Après cela, les lois sont comme les toiles d’araignées, qui prennent les moucherons mais laissent passer les guêpes et les frelons. Mais, dans l’oratoire, le plus grand art est de cacher l’art : Artis est celare artem.

Mais ce doit être l’œuvre du temps ; nous devons saisir toutes les opportunités, et ne laisser échapper aucune occasion ; autrement ce sera la toile de Pénélope, il faudra défaire la nuit ce que nous aurons filé le jour. C’est pourquoi j’ai observé que l’occasion est représentée avec une mèche de cheveux par devant et chauve par derrière, ce qui signifie que nous devons prendre l’occasion aux cheveux (comme on dit), car une fois passée, il n’y a pas à la rappeler.

L’esprit de l’homme est dans le principe (si l’on me pardonne cette expression) comme une tabula rasa ou comme la cire qui, lorsqu’elle est molle, est susceptible de recevoir toute espèce d’impression, jusqu’à ce que le temps l’ait durcie ; et à la fin la mort, ce sombre tyran, nous arrête au milieu de notre carrière. Les plus grands conquérants ont fini par être vaincus eux-mêmes par la mort, qui n’épargne personne, du sceptre à la bêche : Mors omnibus communis.

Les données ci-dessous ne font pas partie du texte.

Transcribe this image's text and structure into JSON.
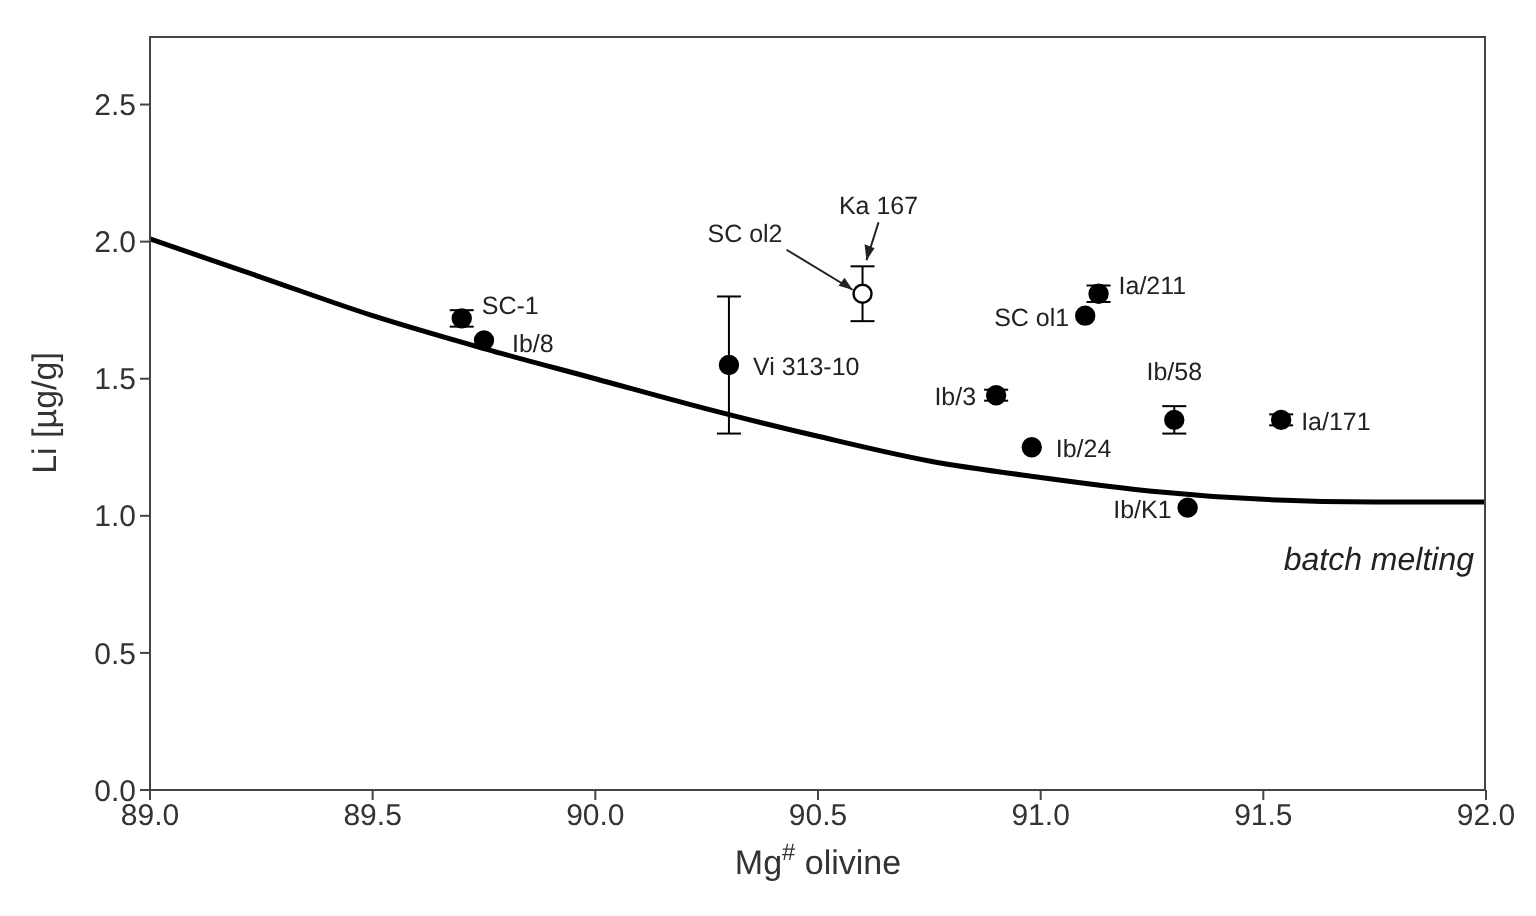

Tous les fleuves vont à la mer, mais nul n’en revient. Xerxès pleura en contemplant son armée à l’idée qu’en moins de cent ans ils seraient tous morts. Anacréon fut étouffé par un pépin de raisin ; et une joie violente tue aussi bien qu’un violent chagrin. Il n’y a en ce monde rien de constant que l’inconstance ; cependant Platon pensait que si la vertu apparaissait aux hommes dans son costume naturel ils seraient tous amoureux d’elle. Mais, à présent que l’intérêt gouverne le monde, et que les hommes dédaignent la médiocrité dorée, Jupiter lui-même viendrait sur la terre qu’il serait méprisé, à moins que ce ne fût, comme pour Danaé, sous la forme d’une pluie d’or ; car aujourd’hui c’est le soleil levant qu’on adore, et non le soleil couchant :


Donec eris felix, multos numerabis amicos.


C’est ainsi que, pour obéir à vos ordres, je me suis exposé à la censure dans cet âge caustique. Si j’ai été à la hauteur de mon sujet, c’est à mon lecteur éclairé à en juger : quoi qu’il en soit, j’espère au moins que ma tentative encouragera quelque plume habile à le traiter avec plus de succès.